How Do Banks Profit From Credit Cards?

Credit cards have become one of the most popular modes of payment among customers, particularly among the younger generation, because they provide convenience, enhanced security, and, on top of that, rewards in various forms.
Banks charge annual fees, cash advance (withdrawal) fees, balance transfer fees, late payment fees, foreign transaction fees, and other fees to credit card users. Some of these fees, such as the annual fee, are levied on everyone regardless of card usage, whereas others may be levied only under certain conditions.
If you want more than just basic perks, you’ll need a better credit card, which usually comes with an annual fee that ranges from $500 to $10,000. Before you get a card, ask the bank representative about the annual fee and any other fees that the bank may charge for card maintenance. Choose a card with an annual fee you can afford, as well as benefits that fit your lifestyle. If you received the credit card as part of a special zero-annual-fee offer, you must inquire about any hidden terms.
Aside from the annual fee, there are other useful services that are not free. A balance transfer, for example, can help you save a lot of money that you would otherwise have to pay as interest on the other card that is past due. Even if the bank charges a small fee for it, this service can be very useful. However, in order to make the best decision, you should always compare the costs of using the service to the costs of not using it. Read the credit card terms and conditions thoroughly so you don’t have to regret anything later.
Finance Charges/Interest
Banks make a lot of money by charging interest. This is also why only those who do not pay their bills on time regard credit cards as evil. In India, credit cards are the most expensive form of borrowing, with interest rates ranging from 30% to 45 percent p.a. Furthermore, interest is calculated on a daily basis, which means you pay interest for each day the outstanding amount remains unpaid. The daily charges may seem insignificant, but when added up, they can wreck havoc on your budget and credit score.

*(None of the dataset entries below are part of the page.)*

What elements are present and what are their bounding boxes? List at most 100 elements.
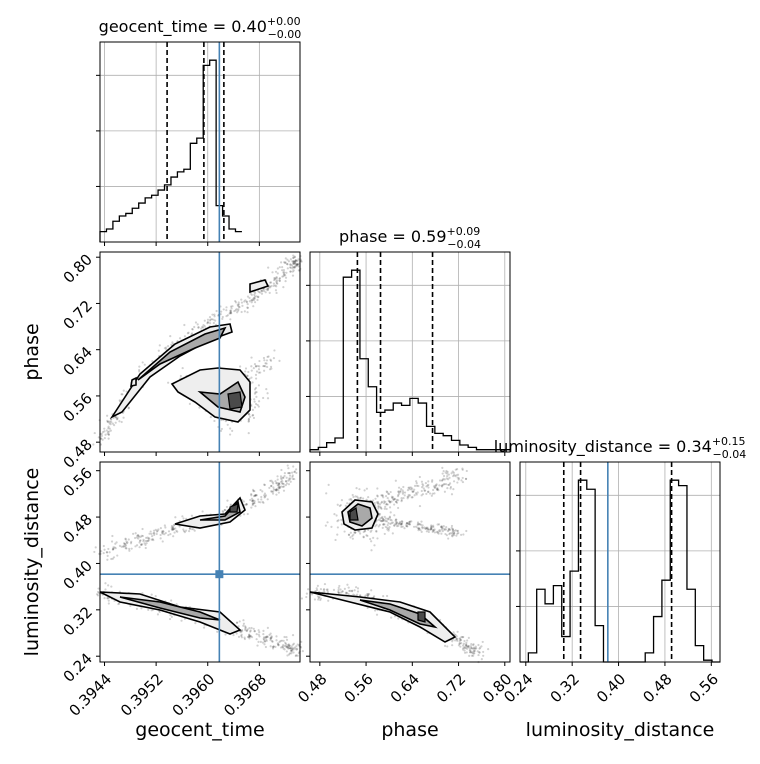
sample-point: [259, 371, 262, 374]
sample-point: [427, 486, 430, 489]
sample-point: [288, 652, 292, 655]
sample-point: [408, 520, 412, 523]
sample-point: [225, 505, 229, 509]
sample-point: [376, 537, 379, 540]
sample-point: [379, 517, 382, 520]
sample-point: [394, 522, 397, 525]
sample-point: [109, 429, 112, 432]
sample-point: [132, 532, 135, 535]
sample-point: [434, 484, 437, 487]
sample-point: [407, 493, 410, 497]
sample-point: [386, 503, 389, 506]
sample-point: [469, 651, 472, 654]
sample-point: [142, 538, 145, 541]
sample-point: [112, 556, 116, 559]
sample-point: [448, 482, 452, 485]
sample-point: [385, 503, 388, 506]
sample-point: [456, 639, 459, 642]
sample-point: [254, 386, 258, 390]
sample-point: [124, 547, 127, 550]
sample-point: [425, 527, 429, 530]
sample-point: [292, 256, 295, 260]
sample-point: [347, 586, 350, 589]
sample-point: [416, 521, 420, 524]
sample-point: [410, 496, 413, 499]
sample-point: [472, 650, 475, 653]
sample-point: [182, 528, 185, 531]
sample-point: [402, 496, 405, 500]
sample-point: [122, 545, 125, 548]
sample-point: [285, 638, 289, 641]
sample-point: [463, 649, 466, 652]
sample-point: [262, 501, 265, 504]
sample-point: [122, 544, 125, 548]
sample-point: [241, 304, 244, 307]
sample-point: [141, 361, 144, 364]
sample-point: [386, 528, 389, 531]
sample-point: [288, 477, 291, 480]
sample-point: [395, 522, 399, 525]
sample-point: [230, 307, 233, 310]
sample-point: [452, 475, 455, 478]
sample-point: [362, 536, 365, 539]
sample-point: [253, 293, 256, 296]
hist-step-phase: [309, 269, 510, 452]
sample-point: [223, 508, 227, 512]
sample-point: [171, 528, 174, 531]
sample-point: [273, 349, 276, 352]
sample-point: [248, 634, 251, 637]
sample-point: [251, 414, 254, 417]
sample-point: [420, 520, 423, 523]
sample-point: [110, 420, 113, 424]
sample-point: [251, 381, 254, 384]
sample-point: [128, 549, 131, 552]
title-sup: +0.09: [447, 225, 481, 238]
sample-point: [291, 477, 295, 481]
sample-point: [414, 492, 418, 495]
x-tick-label-geocent_time: 0.3952: [117, 670, 167, 720]
sample-point: [456, 529, 460, 532]
sample-point: [257, 295, 260, 298]
sample-point: [430, 494, 433, 497]
sample-point: [366, 594, 370, 597]
sample-point: [359, 594, 362, 597]
sample-point: [150, 593, 153, 596]
title-main: luminosity_distance = 0.34: [494, 437, 712, 457]
sample-point: [181, 515, 184, 518]
sample-point: [184, 529, 188, 532]
sample-point: [280, 261, 283, 264]
sample-point: [100, 550, 103, 553]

What does this mean for you?
Banks do not design credit cards to deceive customers. The interest rate on your cards is clearly stated on the documents you receive with your card. Before applying, you can also check it online. Banks, in fact, encourage you to set up automatic bill payment so that you never miss a payment. A few missed payments can quickly turn into a debt trap. The best way to avoid it is to never miss a payment. Pay your bills on time and in full. Set up monthly due date reminders or standing instructions for bill payment.
Fees for Merchants
When you pay with a credit card, the entire amount does not go to the retailer. Banks charge merchants a small percentage of the purchase price as an interchange fee. While this is only about 2-3% of the total, with so many transactions per day, it adds up to a significant revenue stream for the bank. However, the bank does not receive the entire fee amount; credit card networks (such as Visa and MasterCard) also receive a portion of it.
Merchant fees affect only the merchant, not the credit card user. This fee is deserved by both banks and networking companies because they ensure safe and secure transactions between you and the merchant. They also save you from carrying a wad of cash around with you.
Marketing Tie-Up Fees
This is common with co-branded credit cards. With brand competition increasing, businesses prefer to reach out to more consumers in a variety of ways. One such method is to work with banks. Banks launch a credit card with a lifestyle or travel brand and charge a fee from the brand in order to encourage consumers to use the brand’s services by offering additional rewards or a direct discount. Some examples include the Air India SBI Platinum Credit Card, the First Citizen Citibank Titanium Credit Card, and the HDFC Snapdeal Credit Card.
Co-branded cards are only useful if you are a frequent customer of the brand. When considering such a card, consider not only the brand-related benefits, but also other factors such as the annual fee, cash withdrawal charges, and so on. While the bank does not charge you anything extra for using a co-branded card, it is always a good idea to compare the benefits before making a decision.
So, these are the four main ways that banks profit from credit cards. None of these fees are unreasonable, but you can avoid paying them by making all bill payments on time, avoiding cash withdrawals, and using your credit card strategically.